Each of the 20 missions has a series of goals that must be met. These goals are usually presented to you using voice-overs and cutscenes during various points in each mission. Generally, this forces you to react to the moment rather than plan and enact some master strategy. The goals unfold sequentially, and you complete them one at a time. Though you can break your units into squads, move them into formations, and control each one separately, there's very little reason to do any of this. Your troopers have a much greater chance of surviving if you keep them in a tight knot and move them around as a single group. Each level becomes an exercise in simply marching your squad around the map and watching your troops gun down any bugs that get in your way.
The levels generally take 20 to 40 minutes to complete. There is no in-mission save feature; you can only save your progress between levels. Depending on your tolerance for frustration, this may create tension but will more likely make Starship Troopers a tedious chore to play. For instance, one level concludes with a sequence in which you must defend a military outpost from an onslaught of bugs. It's a difficult task, but it's exciting. Unfortunately, it takes place after more than ten minutes of relatively uneventful marching around. The defense portion itself is one of the few times the game really requires some tactical thought, and there are several different ways to approach it. But the amount of time required to get to this point makes redoing the level more annoying than fun and acts as a real disincentive to play it again just to test out some different strategies. What's even more frustrating is that there's no way to skip the cutscenes during a mission, which makes replaying any of the levels even more of a trial.
The game is presented using fully 3D graphics. Though it doesn't look quite as good as some recent 3D real-time strategy games such as Ground Control and Homeworld: Cataclysm, Starship Troopers is still visually impressive. The missions take place in a variety of different locations, times of day, and weather conditions. Virtually every one is atmospheric and well done. The animations of the troopers and bugs are excellent as well. Some of the enemy creatures, such as the giant plasma bug that's about 20 times the size of one of your troops, are particularly well done.
The manual for Starship Troopers deserves special condemnation for being wholly inadequate. Not only does it not give you much useful information about the game, but it also doesn't even provide a list of the many keys needed to control your troopers.
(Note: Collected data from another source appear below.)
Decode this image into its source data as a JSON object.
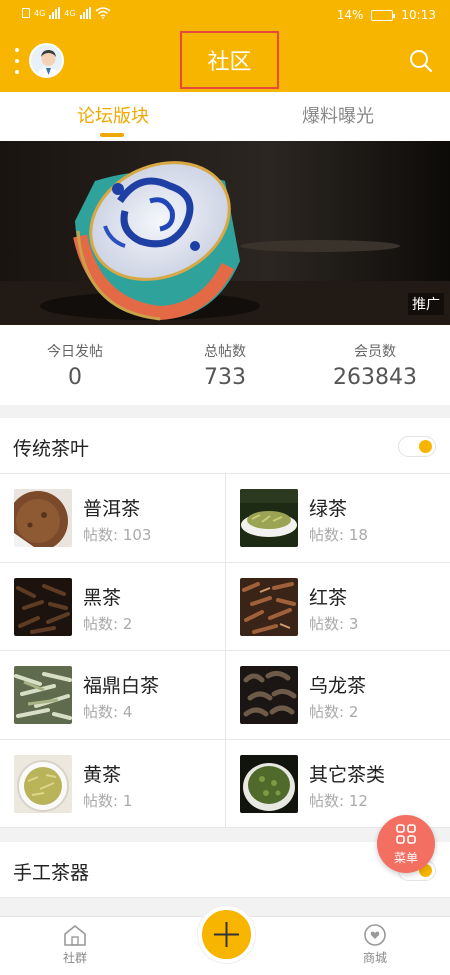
{
  "status_bar": {
    "battery": "14%",
    "time": "10:13",
    "network_a": "4G",
    "network_b": "4G"
  },
  "header": {
    "title": "社区"
  },
  "tabs": [
    {
      "label": "论坛版块",
      "active": true
    },
    {
      "label": "爆料曝光",
      "active": false
    }
  ],
  "banner": {
    "tag": "推广"
  },
  "stats": [
    {
      "label": "今日发帖",
      "value": "0"
    },
    {
      "label": "总帖数",
      "value": "733"
    },
    {
      "label": "会员数",
      "value": "263843"
    }
  ],
  "sections": [
    {
      "title": "传统茶叶",
      "toggle_on": true
    },
    {
      "title": "手工茶器",
      "toggle_on": true
    }
  ],
  "categories": [
    {
      "name": "普洱茶",
      "count": "帖数: 103"
    },
    {
      "name": "绿茶",
      "count": "帖数: 18"
    },
    {
      "name": "黑茶",
      "count": "帖数: 2"
    },
    {
      "name": "红茶",
      "count": "帖数: 3"
    },
    {
      "name": "福鼎白茶",
      "count": "帖数: 4"
    },
    {
      "name": "乌龙茶",
      "count": "帖数: 2"
    },
    {
      "name": "黄茶",
      "count": "帖数: 1"
    },
    {
      "name": "其它茶类",
      "count": "帖数: 12"
    }
  ],
  "menu_fab": {
    "label": "菜单"
  },
  "bottom_nav": {
    "left": "社群",
    "right": "商城"
  },
  "colors": {
    "accent": "#f7b500",
    "fab": "#f26f62",
    "highlight_box": "#e64a3c"
  }
}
And since there's no way to remap the keyboard controls, you're pretty much on your own to discover what the different keys do. At least there's a list of the keys in the FAQ file on the game's official site.
Thanks to its great graphics, just watching your soldiers as they storm across the battlefield killing bugs is actually pretty fun - for a while, at least. The problems with the save system, combined with the simplistic tactics you'll use throughout the game, will eventually wear you down. And without any kind of multiplayer mode to fall back on, Starship Troopers simply won't hold your interest for very long.